Features | Historical
11th Apr 2012

The Bodice Ripper: The Harlot’s Press by Helen Pike

The_Harlots_Press_Helen_PikeIt’s 1820, and rebellion is bubbling throughout England. King George, once the charming, hedonistic Regent whose mistresses became the It Girls of the day, is now a bloated, out-of-touch roué whose estranged wife is threatening to return from the Continent and claim her place as Queen.

The scandal and others like it are captured by lurid cartoons in the radical pamphlets produced by Nell Wingfield’s stepfather Isaiah, and her early sexual education comes from operating the printing press and colouring in the lifted aristocratic skirts. But her brother Tom believes that the pamphlets don’t go far enough, and agitates for revolution.

When their mother dies and their stepfather is imprisoned, the realities of economic deprivation sink in. Nell flees to Covent Garden, where she falls into the hands of Mother Cooper, a brothel owner who keeps an eagle eye on the girls in her employ.

Following a near-miss with a sadistic aristocrat, Nell catches the eye of his enigmatic but kindly cousin and becomes a strange combination of sparring partner and kept woman.

When tragedy strikes, she realises that she has been playing a game whose deadly consequences extend further than the bawdy house and may have put her family in danger…
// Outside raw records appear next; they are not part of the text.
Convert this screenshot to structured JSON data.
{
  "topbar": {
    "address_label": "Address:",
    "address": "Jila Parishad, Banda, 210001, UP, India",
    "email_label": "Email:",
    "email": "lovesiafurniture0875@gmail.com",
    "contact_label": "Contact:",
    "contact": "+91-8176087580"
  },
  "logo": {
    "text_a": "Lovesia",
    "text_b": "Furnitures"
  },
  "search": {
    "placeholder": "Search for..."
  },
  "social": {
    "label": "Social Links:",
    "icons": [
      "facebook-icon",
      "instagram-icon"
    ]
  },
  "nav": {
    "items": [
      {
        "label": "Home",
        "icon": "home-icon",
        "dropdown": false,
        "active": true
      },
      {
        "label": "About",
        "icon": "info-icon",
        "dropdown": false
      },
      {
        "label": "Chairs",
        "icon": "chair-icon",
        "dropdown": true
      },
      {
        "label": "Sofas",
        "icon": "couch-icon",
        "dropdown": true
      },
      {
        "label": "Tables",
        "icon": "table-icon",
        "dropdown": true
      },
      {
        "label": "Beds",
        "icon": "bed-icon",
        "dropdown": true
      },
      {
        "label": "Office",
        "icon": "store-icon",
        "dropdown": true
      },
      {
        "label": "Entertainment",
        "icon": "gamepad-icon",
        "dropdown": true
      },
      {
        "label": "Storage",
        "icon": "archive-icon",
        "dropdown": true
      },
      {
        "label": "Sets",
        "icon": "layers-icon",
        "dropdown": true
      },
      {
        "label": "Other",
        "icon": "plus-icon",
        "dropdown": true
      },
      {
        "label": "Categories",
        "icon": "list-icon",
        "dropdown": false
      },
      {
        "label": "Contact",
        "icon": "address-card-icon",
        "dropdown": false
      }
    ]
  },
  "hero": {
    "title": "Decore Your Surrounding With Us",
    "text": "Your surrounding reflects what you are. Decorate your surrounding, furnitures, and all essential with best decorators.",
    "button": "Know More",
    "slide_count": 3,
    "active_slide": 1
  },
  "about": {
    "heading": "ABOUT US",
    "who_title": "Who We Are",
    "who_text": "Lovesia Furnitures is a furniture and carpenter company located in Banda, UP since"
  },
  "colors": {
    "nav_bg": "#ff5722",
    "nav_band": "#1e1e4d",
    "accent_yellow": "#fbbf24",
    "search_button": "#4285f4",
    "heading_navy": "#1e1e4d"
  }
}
Helen Pike’s debut novel The Harlot’s Press combines royal scandal with the political uprisings that followed the Napoleonic Wars, and weaves Nell’s story in and out of historical events that brought England to the brink of revolution.
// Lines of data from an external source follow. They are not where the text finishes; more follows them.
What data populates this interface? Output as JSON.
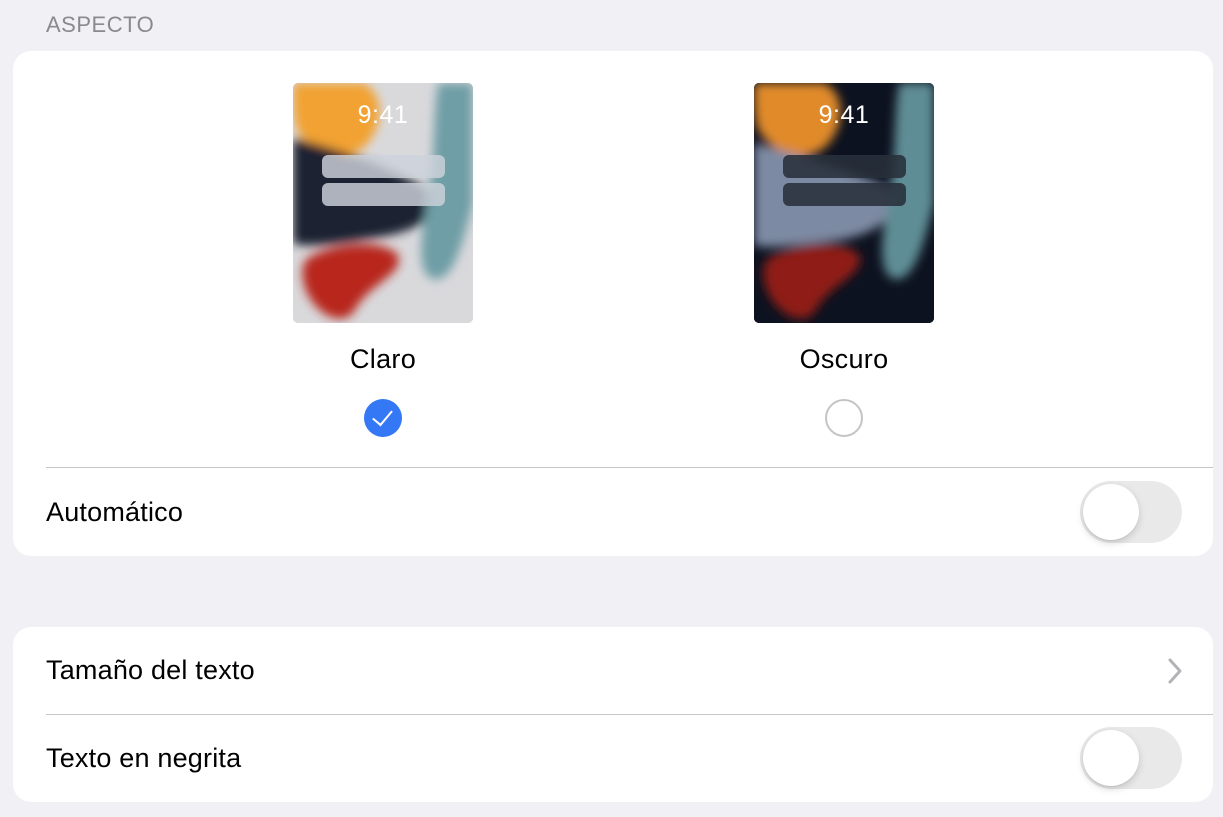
{
  "section": {
    "header": "ASPECTO"
  },
  "appearance": {
    "options": [
      {
        "label": "Claro",
        "preview_time": "9:41",
        "selected": true
      },
      {
        "label": "Oscuro",
        "preview_time": "9:41",
        "selected": false
      }
    ],
    "automatic": {
      "label": "Automático",
      "on": false
    }
  },
  "text_settings": {
    "text_size": {
      "label": "Tamaño del texto"
    },
    "bold_text": {
      "label": "Texto en negrita",
      "on": false
    }
  },
  "colors": {
    "background": "#f0f0f5",
    "card": "#ffffff",
    "accent": "#3478f6",
    "secondary_text": "#8a8a8e",
    "separator": "#c6c6c8",
    "toggle_off": "#e9e9ea"
  },
  "icons": {
    "selected_radio": "checkmark-circle-icon",
    "unselected_radio": "empty-circle-icon",
    "disclosure": "chevron-right-icon"
  }
}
In this world, politics is a game where the stakes are high and nearly everyone but the King loses.  Although the novel is teeming with period detail, it never feels like a history lesson, and Nell’s unique perspective as a politically savvy courtesan makes her an enjoyable protagonist.
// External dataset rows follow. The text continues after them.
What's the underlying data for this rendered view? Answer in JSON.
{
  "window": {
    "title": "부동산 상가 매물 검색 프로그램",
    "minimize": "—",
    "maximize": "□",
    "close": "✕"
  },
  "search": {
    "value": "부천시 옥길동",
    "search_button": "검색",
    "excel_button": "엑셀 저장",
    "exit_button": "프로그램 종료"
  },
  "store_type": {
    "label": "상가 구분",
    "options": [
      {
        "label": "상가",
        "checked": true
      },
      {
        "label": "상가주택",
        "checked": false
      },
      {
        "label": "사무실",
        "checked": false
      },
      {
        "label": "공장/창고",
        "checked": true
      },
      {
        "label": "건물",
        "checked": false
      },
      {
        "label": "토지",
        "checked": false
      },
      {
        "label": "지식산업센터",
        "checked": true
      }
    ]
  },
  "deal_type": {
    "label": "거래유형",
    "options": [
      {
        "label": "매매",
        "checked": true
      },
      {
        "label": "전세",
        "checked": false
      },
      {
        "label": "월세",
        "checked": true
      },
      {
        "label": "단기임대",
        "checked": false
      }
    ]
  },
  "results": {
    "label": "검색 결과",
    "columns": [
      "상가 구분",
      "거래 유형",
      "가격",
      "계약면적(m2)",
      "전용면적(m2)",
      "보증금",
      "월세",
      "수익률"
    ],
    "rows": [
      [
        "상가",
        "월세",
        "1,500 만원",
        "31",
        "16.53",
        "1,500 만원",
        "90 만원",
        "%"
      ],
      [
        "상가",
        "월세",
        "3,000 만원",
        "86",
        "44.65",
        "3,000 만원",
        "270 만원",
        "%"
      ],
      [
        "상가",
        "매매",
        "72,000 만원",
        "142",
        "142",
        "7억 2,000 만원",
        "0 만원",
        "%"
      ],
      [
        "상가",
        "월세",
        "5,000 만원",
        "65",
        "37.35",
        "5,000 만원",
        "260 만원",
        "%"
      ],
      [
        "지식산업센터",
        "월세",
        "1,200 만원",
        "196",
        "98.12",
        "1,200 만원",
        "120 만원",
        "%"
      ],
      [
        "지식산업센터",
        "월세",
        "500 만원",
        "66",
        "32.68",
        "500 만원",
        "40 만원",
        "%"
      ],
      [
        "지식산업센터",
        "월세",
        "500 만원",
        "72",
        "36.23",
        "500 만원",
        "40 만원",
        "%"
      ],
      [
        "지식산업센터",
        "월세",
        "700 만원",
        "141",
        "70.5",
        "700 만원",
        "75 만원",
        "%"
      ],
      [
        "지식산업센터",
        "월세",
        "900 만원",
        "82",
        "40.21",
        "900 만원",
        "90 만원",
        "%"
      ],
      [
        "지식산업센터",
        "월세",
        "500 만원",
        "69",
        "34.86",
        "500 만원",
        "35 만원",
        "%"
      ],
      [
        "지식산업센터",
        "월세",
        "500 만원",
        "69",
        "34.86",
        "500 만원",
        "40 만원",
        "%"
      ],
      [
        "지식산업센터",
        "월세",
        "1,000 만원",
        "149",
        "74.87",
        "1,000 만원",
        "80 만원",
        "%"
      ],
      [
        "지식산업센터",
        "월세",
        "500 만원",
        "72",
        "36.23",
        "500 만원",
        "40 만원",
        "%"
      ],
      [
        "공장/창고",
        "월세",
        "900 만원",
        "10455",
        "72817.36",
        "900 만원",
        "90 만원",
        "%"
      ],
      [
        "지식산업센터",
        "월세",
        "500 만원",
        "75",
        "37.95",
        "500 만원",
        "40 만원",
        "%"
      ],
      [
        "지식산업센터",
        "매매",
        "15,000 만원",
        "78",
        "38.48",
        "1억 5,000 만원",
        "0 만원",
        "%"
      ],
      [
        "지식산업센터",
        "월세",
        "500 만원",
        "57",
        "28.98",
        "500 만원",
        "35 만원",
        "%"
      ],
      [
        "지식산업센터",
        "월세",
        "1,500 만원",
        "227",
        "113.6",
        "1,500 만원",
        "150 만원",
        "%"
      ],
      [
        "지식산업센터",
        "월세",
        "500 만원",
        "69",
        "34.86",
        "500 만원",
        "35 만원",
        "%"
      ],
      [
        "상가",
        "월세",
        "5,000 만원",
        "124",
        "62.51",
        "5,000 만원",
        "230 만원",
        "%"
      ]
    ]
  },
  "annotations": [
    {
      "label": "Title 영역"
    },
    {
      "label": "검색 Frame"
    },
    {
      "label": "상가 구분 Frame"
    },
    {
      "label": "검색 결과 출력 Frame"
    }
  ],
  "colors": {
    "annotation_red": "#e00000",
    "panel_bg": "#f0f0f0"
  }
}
Pike avoids the trap that many writers of historical fiction – Michael Faber, for one – fall into, of making their heroines hardened whores whose impenetrable cynicism grates.

Nell starts out as a God-fearing country girl, albeit one with a detailed knowledge of what goes on between men and women, but her initial innocence never feels forced.

Instead she retells the story of her fall with dry humour, defending the naïveté that led her to prostitution. Less convincing is her willingness to discuss her family’s political activity with the aristocratic gentlemen who visit the brothel – she is aware of how seditious their beliefs are, but blithely offers up detail enough to put her brother’s life in danger.

Equally, the implication that Nell’s only customer during that period was a man who preferred intellectual debate is a little hard to swallow and feels as though Pike is trying to keep her heroine as pure as she can.

Pike captures a seething and turbulent time for England with vivid detail – the battle of wills between licentious Caroline of Brunswick and pleasure-seeking King George becomes the backdrop for a Radical uprising and Nell is caught between the two worlds she inhabits.

Although the seedy environment Nell inhabits as a high-class prostitute could easily have turned the novel into a salacious romp – think Belle du Jour in a corset - Pike handles her historical material deftly, creating a lush political novel set during a time of unease and inequality that seem all too familiar.